By Lisa M. Ruppert, MD
Fall 2013 - The benefits of rehabilitation therapy in traumatic spinal cord injuries are well established. Recent studies examining its effects on individuals with neoplastic spinal cord injuries have shown similarly positive results(1) and indicate a complementary role to medical treatment for this patient population.
In fact, as treatments for neoplastic spinal cord injuries continue to improve and survival rates increase, the role of rehabilitation will undoubtedly expand and evolve. Ongoing research in this area will help establish and validate therapeutic care models that minimize disability and maximize quality of life. Physicians should pay attention to issues such as mobility, bowel and bladder dysfunction, and pain management.
Mobility and Activities of Daily Living
For individuals with neoplastic spinal cord injuries, their mobility and their ability to perform activities of daily living can be affected by weakness, loss of sensation (especially proprioception), ataxia, spasticity, and other factors.
Physical and occupational therapies can be initiated to address these impairments. Focus is placed on strength and endurance training, range of motion, sensory reintegration, transfer training, standing balance, gait training, wheelchair mobility (if needed), and assessment for an appropriate assistive device.

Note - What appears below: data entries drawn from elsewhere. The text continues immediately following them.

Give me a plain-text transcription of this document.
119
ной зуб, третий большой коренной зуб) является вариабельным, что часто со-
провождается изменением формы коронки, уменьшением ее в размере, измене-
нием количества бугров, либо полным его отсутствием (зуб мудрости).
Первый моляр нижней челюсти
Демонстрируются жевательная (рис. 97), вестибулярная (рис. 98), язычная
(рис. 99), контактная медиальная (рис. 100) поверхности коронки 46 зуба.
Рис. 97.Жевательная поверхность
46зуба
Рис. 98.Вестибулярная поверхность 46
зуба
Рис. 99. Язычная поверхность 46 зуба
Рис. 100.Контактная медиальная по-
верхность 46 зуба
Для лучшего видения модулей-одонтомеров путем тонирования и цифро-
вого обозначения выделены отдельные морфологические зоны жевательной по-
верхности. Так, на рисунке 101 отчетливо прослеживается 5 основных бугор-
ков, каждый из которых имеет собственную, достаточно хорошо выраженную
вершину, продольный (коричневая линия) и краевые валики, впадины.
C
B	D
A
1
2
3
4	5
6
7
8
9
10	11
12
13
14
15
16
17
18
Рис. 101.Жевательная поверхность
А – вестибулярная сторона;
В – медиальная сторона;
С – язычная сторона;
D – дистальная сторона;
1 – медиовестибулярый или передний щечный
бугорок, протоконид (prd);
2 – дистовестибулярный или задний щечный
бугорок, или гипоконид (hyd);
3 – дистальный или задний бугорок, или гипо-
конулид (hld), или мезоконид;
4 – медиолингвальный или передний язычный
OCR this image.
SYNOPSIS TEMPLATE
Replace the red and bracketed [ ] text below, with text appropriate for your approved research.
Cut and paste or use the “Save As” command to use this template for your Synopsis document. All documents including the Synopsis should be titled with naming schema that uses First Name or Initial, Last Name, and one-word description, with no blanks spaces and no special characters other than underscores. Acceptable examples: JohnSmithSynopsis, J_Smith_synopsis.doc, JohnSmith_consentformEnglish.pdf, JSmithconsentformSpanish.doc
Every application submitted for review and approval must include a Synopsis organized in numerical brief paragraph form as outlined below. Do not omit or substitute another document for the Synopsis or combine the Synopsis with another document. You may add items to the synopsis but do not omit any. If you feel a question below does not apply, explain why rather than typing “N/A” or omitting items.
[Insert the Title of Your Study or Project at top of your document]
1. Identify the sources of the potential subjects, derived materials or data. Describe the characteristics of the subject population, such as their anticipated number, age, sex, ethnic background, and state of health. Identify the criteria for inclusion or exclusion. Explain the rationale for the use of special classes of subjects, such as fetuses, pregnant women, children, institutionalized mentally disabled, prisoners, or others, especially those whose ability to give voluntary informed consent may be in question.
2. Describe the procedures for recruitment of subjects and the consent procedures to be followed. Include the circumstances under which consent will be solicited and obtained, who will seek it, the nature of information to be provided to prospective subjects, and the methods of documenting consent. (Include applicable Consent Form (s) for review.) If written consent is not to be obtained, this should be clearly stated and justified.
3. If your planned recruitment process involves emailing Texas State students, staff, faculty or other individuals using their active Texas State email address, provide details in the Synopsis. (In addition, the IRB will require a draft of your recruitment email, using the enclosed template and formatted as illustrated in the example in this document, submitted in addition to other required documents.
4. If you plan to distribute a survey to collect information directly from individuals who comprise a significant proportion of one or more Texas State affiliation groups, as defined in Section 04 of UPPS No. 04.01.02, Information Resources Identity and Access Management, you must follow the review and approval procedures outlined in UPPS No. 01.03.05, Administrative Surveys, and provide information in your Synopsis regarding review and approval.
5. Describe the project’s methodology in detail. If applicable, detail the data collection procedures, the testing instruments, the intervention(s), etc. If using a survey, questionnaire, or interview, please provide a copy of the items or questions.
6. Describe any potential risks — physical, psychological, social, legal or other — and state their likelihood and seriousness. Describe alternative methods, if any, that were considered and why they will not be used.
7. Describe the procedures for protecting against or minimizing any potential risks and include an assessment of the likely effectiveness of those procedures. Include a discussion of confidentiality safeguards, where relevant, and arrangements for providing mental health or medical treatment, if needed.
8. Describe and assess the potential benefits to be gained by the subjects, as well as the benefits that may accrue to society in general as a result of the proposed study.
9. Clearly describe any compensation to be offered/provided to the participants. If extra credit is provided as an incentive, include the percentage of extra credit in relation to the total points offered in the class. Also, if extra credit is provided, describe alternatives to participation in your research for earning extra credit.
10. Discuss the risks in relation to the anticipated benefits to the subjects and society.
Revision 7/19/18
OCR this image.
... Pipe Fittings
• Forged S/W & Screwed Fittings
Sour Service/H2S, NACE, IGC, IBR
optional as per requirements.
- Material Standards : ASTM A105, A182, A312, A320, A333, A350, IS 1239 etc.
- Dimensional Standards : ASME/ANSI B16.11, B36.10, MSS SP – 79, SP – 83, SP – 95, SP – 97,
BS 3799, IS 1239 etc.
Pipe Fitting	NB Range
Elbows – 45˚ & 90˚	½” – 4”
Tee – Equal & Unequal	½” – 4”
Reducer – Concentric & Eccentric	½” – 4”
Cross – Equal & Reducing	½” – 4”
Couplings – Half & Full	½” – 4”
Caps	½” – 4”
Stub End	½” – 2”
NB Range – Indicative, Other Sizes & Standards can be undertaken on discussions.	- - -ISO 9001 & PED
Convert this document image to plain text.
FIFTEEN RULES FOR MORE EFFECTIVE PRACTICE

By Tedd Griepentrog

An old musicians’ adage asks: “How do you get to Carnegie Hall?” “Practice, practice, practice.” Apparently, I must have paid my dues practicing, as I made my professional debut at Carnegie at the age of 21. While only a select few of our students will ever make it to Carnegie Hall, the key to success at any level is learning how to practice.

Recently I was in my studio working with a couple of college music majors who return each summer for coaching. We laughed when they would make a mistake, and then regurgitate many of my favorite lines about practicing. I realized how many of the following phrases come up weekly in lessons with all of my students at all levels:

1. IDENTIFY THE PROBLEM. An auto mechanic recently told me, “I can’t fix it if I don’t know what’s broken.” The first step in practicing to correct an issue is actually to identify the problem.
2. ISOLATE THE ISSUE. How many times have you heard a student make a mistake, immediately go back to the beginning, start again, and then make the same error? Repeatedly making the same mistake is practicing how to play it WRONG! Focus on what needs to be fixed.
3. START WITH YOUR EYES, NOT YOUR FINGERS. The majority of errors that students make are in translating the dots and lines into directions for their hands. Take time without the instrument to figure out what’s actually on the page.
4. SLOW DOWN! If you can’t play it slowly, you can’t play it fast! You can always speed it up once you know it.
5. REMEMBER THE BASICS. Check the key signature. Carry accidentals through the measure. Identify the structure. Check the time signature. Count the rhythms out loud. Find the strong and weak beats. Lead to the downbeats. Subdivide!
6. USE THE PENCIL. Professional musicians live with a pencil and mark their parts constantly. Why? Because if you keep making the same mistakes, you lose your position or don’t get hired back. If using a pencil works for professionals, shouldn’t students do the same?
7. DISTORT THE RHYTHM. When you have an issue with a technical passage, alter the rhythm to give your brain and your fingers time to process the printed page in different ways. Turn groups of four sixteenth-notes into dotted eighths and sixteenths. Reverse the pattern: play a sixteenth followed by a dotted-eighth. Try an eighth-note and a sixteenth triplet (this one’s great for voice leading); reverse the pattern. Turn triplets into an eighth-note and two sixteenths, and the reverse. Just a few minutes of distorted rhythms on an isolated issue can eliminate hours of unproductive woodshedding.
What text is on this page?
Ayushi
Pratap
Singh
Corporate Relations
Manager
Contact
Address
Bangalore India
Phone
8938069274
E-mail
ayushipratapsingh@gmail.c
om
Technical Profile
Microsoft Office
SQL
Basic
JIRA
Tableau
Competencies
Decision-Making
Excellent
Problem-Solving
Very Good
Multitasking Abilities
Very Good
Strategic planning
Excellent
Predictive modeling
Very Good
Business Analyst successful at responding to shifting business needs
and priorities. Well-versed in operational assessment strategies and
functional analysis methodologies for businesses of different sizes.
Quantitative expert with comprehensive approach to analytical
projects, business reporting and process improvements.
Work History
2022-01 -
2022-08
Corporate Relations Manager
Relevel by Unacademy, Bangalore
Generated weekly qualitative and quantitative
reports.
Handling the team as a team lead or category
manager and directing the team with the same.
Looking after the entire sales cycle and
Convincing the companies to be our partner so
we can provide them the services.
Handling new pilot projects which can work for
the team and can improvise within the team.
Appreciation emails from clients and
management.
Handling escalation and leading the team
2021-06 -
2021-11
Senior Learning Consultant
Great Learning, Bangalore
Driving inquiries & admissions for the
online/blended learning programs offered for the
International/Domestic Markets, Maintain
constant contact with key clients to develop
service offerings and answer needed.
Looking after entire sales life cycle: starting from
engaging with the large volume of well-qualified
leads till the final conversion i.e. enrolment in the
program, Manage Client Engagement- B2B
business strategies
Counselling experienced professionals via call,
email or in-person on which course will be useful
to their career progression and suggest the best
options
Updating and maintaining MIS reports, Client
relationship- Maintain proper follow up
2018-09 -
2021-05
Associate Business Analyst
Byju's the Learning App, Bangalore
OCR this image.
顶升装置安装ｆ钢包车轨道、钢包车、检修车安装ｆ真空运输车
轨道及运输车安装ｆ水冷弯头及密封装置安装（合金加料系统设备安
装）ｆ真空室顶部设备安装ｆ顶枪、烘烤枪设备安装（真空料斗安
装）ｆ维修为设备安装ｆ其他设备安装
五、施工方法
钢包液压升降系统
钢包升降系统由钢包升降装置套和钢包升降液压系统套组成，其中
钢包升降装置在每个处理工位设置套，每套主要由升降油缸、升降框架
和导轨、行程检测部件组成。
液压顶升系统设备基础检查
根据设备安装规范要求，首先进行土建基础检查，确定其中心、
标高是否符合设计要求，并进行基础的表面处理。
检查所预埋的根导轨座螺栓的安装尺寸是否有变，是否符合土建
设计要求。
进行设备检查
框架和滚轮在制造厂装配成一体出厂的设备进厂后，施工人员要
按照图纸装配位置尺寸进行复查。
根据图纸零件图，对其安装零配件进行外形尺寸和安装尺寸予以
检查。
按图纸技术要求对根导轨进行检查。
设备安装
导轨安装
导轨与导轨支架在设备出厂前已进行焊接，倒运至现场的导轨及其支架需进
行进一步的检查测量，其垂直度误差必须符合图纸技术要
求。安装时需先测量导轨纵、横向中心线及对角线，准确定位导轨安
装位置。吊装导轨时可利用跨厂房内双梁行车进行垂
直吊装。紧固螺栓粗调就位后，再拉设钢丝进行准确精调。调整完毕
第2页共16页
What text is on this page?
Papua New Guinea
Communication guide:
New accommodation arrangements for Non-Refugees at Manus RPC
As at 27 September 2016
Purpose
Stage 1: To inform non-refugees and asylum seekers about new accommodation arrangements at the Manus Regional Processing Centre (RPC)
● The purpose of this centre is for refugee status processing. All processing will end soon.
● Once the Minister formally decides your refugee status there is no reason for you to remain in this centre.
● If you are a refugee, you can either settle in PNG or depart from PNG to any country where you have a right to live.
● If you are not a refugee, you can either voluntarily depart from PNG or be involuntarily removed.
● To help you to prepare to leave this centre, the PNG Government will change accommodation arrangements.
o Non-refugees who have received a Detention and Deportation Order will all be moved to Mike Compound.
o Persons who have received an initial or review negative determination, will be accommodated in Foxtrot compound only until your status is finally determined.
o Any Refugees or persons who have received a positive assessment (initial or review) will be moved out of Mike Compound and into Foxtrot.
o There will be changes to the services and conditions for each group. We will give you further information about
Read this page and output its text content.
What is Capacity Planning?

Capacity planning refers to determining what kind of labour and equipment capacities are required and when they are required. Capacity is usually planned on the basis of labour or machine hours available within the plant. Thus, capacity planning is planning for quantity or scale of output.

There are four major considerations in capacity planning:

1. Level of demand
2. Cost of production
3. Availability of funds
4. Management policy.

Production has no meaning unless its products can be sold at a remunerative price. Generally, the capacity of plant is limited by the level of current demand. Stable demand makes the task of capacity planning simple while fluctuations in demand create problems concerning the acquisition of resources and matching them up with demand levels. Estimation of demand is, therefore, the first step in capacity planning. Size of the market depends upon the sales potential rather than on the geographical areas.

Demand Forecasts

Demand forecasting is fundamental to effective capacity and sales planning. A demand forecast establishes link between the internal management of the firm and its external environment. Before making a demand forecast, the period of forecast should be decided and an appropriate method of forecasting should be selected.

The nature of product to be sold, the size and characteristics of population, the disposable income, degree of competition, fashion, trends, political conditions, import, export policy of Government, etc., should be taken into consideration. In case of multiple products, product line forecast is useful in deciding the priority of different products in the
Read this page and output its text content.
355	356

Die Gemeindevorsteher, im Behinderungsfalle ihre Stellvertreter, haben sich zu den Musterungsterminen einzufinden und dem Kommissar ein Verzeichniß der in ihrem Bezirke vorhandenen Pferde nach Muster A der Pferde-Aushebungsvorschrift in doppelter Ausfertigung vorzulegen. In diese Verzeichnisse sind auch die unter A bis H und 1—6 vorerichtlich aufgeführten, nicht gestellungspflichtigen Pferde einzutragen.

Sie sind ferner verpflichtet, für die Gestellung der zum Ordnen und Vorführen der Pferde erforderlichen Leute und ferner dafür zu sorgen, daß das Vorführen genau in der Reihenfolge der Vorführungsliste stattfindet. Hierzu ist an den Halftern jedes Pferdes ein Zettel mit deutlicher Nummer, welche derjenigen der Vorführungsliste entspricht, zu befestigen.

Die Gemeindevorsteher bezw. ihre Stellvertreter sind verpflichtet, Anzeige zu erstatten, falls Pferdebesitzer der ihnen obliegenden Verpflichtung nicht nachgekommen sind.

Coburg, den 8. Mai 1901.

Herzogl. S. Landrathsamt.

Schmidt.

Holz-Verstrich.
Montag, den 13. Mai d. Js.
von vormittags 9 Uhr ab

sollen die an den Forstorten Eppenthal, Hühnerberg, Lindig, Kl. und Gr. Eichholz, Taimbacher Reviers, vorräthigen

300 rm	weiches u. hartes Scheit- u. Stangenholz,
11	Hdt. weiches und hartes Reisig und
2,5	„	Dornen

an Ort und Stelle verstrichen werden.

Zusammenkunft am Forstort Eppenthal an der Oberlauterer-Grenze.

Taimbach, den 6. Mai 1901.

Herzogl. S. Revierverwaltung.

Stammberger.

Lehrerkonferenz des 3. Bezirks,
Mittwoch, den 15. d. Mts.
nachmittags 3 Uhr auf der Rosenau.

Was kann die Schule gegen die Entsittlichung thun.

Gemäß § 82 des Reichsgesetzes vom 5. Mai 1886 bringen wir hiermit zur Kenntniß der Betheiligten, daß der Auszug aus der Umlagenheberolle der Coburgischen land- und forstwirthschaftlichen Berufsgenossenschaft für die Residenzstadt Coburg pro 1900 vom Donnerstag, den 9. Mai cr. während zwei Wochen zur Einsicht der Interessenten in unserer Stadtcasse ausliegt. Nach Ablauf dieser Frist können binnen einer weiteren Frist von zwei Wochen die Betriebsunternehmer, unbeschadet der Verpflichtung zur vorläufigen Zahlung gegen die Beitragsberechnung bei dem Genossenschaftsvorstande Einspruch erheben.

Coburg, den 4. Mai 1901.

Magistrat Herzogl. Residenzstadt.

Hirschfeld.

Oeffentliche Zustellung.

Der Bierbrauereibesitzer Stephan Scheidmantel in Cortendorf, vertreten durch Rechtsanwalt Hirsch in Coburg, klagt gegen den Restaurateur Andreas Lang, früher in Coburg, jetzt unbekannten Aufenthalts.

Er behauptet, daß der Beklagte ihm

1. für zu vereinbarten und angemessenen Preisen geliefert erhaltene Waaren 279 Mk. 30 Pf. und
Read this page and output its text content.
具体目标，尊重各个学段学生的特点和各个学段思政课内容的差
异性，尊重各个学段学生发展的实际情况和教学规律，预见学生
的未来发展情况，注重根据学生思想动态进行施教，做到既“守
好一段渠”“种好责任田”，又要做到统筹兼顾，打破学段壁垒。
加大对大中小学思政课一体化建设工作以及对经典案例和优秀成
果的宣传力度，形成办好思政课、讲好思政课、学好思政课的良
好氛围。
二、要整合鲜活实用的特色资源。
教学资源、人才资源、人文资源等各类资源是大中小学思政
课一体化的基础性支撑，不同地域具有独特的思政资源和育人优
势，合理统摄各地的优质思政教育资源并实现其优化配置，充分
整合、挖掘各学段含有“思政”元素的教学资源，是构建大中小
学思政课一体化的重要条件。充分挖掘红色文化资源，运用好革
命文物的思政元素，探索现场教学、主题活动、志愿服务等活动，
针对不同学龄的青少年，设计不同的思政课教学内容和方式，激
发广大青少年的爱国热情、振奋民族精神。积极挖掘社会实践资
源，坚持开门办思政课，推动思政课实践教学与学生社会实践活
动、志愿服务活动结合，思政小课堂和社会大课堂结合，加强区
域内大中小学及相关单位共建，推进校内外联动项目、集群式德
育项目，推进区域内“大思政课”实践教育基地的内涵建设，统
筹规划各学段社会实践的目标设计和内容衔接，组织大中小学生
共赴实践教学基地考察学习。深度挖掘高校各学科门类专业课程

Heat, cold, ultrasound, and repetitive exercises are common modalities used in sensory reintegration. If appropriate, functional electrical stimulation and body-weight-support treadmill training can be incorporated into sessions.
If indicated, bracing of the extremity can be used to provide joint stability, compensate for weakness, and assist with functional joint positioning and proprioceptive feedback. Bracing can also be used to decrease spasticity. If a wheelchair is needed for mobility, one can be prescribed to fit the individual’s level of impairment and functional needs.
Bowel dysfunction is a common problem that can result in social inconvenience, embarrassment, and skin compromise. A thorough neurological assessment including reflexes can help establish an individual’s bowel pattern. A bowel program can then be initiated to allow for control of bowel movements over time and place with the desired frequency and without incontinence.
Medications such as stool softeners, oral stimulants, and contact irritants (suppositories) can be initiated for upper motor neuron (hyperreflexic) bowel patterns to promote timed and complete evacuation. Lower motor neuron (hyporeflexic) bowel patterns can be managed with oral bulk forming agents to promote continence. Distension from bulked stool will also promote peristalsis and possible emptying. If patient cannot empty spontaneously, manual removal of stool is recommended.
Bowel and Bladder Dysfunction, Skin Care, Spasticity
Bladder dysfunction can result in difficulty with urinary drainage and abnormalities in intra-vesicular pressure, placing an individual at risk for infections, renal disease, skin breakdown, and social embarrassment. Bladder symptoms can range from frequency and urgency to complete urinary retention.
A voiding diary, assessment of post-void residual volumes, and urodynamic studies can be used to further assess an individual’s bladder pattern and aid in establishment of a bladder program. Intermittent catheterization, indwelling catheterization, or suprapubic catheterization can be considered for both upper motor neuron bladder patterns (detrusor over activity with or without sphincter dyssynergia) and lower motor neuron bladder patterns (detrusor hypocontractility or acontractility).
Anticholinergic agents can be considered for individuals with upper motor neuron lesions, and manual techniques such as Credé and double voids considered for individuals with lower motor neuron lesions.
Loss of sensation and mobility, bowel and bladder dysfunction, and a catabolic state can place individuals at risk for skin breakdown. Education on pressure relief, skin checks, and nutritional support is provided during the course of rehabilitation. If a pressure ulcer develops, further evaluation and wound care is indicated.
Spasticity is a common component of neoplastic spinal cord injuries. It may prove to be beneficial for mobility and performance of activities of daily living (ADLs), but can present with negative symptoms such as pain and impaired function. Individuals are educated on the positive symptoms of spasticity, and the functional use of tone is promoted in therapies. Management of negative symptoms is warranted. Treatment options include continuous passive stretch in therapies or with stretching splints; systemic treatment with baclofen, tizanidine, benzodiazepines, or intrathecal baclofen; and localized treatments such as phenol and Botox.
Pain is common in individuals with neoplastic spinal cord injuries, especially in those with metastatic disease. Individuals may have localized tumor-related pain requiring oncologic treatment and/or treatment with pain medication, mechanical pain suggestive of instability that requires surgical intervention, or neuropathic pain.
Treatment options include transcutaneous electrical nerve stimulation (TENS), medications such as tricyclic antidepressants and anticonvulsants, behavioral techniques, compression garments, and desensitization techniques.
Cancer-specific medical complications such as pancytopenia, electrolyte abnormalities, deep venous thrombosis and spinal instability, overall life expectancy, and oncologic prognosis are taken into account when determining appropriate rehabilitation interventions and settings.